The ALS will give you a booklet by Brother Cyril Tennant, with advice on how to run these groups. They also supply printed and duplicated material for use by home study groups.
If you are a brother and live near London’s Hyde Park or Birmingham’s Bull Ring, be sure to make use of these open-air universities. Standing on a soap-box facing an excited crowd of hecklers, you will gain experience faster than anywhere else in the world.
Don’t be terrified by the prospect. Ask God for help and you’ll get it. And don’t forget that you will find yourself in similar situations (or worse) many a time in the mission field. You’ll find it easier to take the plunge in your home country, facing your fellow countrymen. It is bound to be harder if you postpone your first open-air barrage until you are out at Bungo Wungo.
Campaigning
Work in the mission field is more intense than at home. The public are generally better acquainted with the Bible and more receptive to our message. There is more work to be done, and fewer hands to do it. In some ways mission work is like one long vocational campaign.

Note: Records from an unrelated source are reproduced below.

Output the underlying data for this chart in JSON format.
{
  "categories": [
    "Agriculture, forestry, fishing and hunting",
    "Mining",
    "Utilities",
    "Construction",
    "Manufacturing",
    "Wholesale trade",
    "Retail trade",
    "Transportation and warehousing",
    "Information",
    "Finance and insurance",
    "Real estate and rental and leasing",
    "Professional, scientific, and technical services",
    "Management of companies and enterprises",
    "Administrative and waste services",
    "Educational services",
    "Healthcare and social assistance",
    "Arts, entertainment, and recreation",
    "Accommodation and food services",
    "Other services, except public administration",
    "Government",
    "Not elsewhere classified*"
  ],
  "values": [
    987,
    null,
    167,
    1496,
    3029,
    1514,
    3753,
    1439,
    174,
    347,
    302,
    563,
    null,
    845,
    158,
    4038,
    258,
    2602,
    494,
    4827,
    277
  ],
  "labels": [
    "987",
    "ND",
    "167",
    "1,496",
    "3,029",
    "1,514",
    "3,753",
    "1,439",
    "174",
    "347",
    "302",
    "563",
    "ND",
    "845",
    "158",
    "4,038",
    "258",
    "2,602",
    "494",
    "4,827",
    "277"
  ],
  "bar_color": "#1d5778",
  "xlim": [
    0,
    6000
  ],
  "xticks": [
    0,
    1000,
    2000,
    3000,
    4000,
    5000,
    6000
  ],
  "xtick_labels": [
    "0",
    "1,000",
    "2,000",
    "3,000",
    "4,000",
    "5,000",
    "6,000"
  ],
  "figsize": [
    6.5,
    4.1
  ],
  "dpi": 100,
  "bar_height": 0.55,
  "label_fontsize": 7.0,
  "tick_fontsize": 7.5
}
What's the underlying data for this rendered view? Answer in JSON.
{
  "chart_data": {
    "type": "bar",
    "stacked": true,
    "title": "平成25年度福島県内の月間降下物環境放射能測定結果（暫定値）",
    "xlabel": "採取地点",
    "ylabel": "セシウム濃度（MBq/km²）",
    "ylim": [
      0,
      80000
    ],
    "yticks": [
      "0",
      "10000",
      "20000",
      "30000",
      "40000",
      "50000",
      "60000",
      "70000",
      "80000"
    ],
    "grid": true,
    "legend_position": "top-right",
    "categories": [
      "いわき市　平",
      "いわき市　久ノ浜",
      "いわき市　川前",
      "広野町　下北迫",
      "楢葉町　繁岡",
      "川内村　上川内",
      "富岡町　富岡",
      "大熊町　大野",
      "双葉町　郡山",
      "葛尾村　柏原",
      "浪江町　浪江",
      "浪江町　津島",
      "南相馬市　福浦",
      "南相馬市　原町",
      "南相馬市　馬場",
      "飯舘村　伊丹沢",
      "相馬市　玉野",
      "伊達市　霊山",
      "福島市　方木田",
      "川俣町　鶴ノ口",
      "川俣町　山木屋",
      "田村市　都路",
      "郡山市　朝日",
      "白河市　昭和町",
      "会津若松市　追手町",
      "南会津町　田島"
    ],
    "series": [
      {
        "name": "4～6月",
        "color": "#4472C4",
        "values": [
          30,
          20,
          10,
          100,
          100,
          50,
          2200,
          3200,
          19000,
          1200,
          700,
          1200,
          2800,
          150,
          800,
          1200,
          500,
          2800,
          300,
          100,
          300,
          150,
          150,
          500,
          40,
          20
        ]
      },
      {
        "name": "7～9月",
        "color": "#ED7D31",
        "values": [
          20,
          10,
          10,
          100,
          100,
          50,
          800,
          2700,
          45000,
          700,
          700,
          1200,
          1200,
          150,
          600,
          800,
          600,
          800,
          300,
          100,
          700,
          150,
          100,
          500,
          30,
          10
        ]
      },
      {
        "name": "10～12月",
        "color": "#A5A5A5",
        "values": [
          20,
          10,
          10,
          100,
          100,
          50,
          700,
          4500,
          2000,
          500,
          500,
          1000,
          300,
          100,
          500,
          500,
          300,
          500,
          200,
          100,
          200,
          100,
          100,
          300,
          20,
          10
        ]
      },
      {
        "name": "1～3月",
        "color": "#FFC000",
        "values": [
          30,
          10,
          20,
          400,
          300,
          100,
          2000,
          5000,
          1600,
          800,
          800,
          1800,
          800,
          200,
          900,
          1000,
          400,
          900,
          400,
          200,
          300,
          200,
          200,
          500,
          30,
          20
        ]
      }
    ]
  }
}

If you have never spent a week on a campaign you may feel rather lost when you step off the plane into the hustle and bustle of the mission field. If you have spent a week on a campaign, you should know what a splendid training ground a well-run campaign can be. And in that case you will not need telling that regular attendance at campaigns at the very least one a year — is a must for every would-be missionary.
Campaigns are not what they used to be, of course. (Neither is anything else, in this fast changing world). Old-timers still remember when a normal day on a Scottish campaign went something like this:
9:00-10:00 a.m. Morning Bible study and prayers.
10:00 a.m.-noon. Billing, sandwich boarding (all the rage in those days) and canvassing. Canvassers would very probably find themselves invited in for a prolonged and vigorous doctrinal argument.
12 :30-1 :30 p.m. Lunch. Pocket Bibles lie open on the table. All eyes are on a veteran campaigner who is busy arranging three plates, two tumblers, a water jug and a salt pot to represent the marching order of Israel in the wilderness. It’s a jolly session of Bible talk, interrupted more by happy laughter than the sound of munching; the meal is spartan by modern standards, with food still rationed, but the spiritual fare is first-class.
2:00-5:00 p.m. A repeat of 9:00-noon.
5:00-6:00 p.m. Tea and talk.
7:00-10:30 p.m. Evening lecture, followed by supper. There are 34 strangers, five of whom stay to supper. Three of these seem to be heading straight for baptism. (Subsequently one slips back, but six months later the other two are baptized.)
Nowadays far fewer strangers attend. That’s their loss. There is not nearly so much spontaneous, happy Bible talk. That’s our loss. There are fewer lectures and more Bible exhibitions, more use of alternative forms of preaching. That’s our gain.
But the essential elements of a campaign have not changed much. There is still a great deal of serious Bible study and prayer, still a delightful warmth of fellowship, an atmosphere in which the seeds of lifelong friendship are often sown.
Above all, a campaign is still a place of intense dedication to the preaching of the gospel. Even now, on a campaign it is easy to forget the hectic world whirling by. Newspapers, radio, and T.V. are usually forgotten for a few days, while the job in hand takes all one’s prayerful energies.
And what better preparation for the mission field could you have than that?